Als Mittel der Wahl gilt eine kombinierte Therapie aus Plasmapherese und/oder Plasmainfusionen sowie Gaben von Fresh Frozen Plasma. Bei bestimmten Formen des atypischen Hämolytisch-urämischen Syndroms kann Eculizumab, das hemmend auf die Fehlregulation der unspezifischen Antwort wirkt, zu einer Verbesserung der Symptome führen.
Ist die Erkrankung auf einen Mangel eines bestimmten, an der angeborenen Immunreaktion beteiligten Proteins zurückzuführen (sogenannter Komplementfaktor H), kann eine Lebertransplantation infrage kommen. Liegt zusätzlich eine Niereninsuffizienz im Endstadium vor, wird eine gleichzeitige Nierentransplantation in Erwägung gezogen.
Auch eine Immunsuppression (Unterdrückung des Immunsystems) kann bei einigen Formen des atypischen Hämolytisch-urämischen Syndrom angezeigt sein.
Ist die Ursache der Erkrankung eine in anderen Medikamenten enthaltene Substanz, sind diese abzusetzen.

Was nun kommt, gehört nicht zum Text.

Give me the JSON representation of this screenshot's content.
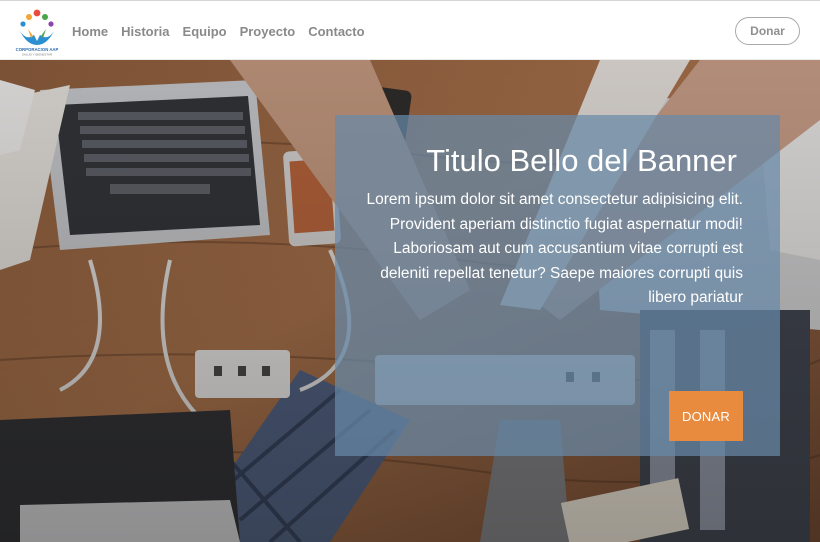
{
  "navbar": {
    "logo": {
      "name": "CORPORACION AAP",
      "tagline": "SALUD Y BIENESTAR"
    },
    "links": [
      "Home",
      "Historia",
      "Equipo",
      "Proyecto",
      "Contacto"
    ],
    "donate_label": "Donar"
  },
  "banner": {
    "title": "Titulo Bello del Banner",
    "text": "Lorem ipsum dolor sit amet consectetur adipisicing elit. Provident aperiam distinctio fugiat aspernatur modi! Laboriosam aut cum accusantium vitae corrupti est deleniti repellat tenetur? Saepe maiores corrupti quis libero pariatur",
    "button_label": "DONAR"
  },
  "colors": {
    "accent": "#e88b3f",
    "card_overlay": "#6889a8",
    "nav_text": "#8a8a8a"
  }
}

Bei erfolgreich therapierten Säuglingen ist die Prognose in aller Regel gut. Da heute frühzeitig eine Dialyse zum Einsatz kommt, bewegt sich die Überlebensrate bei über 95 Prozent.
In einigen Fällen kann trotz erfolgreicher Behandlung und Normalisierung auch nach Jahren eine Niereninsuffizienz auftreten. So entwickeln bis zu 70 Prozent der Betroffenen mit atypischem Hämolytisch-urämischen Syndrom eine terminale Niereninsuffizienz, die zu einer Dialysepflicht führt und langfristig eine Nierentransplantation erforderlich macht.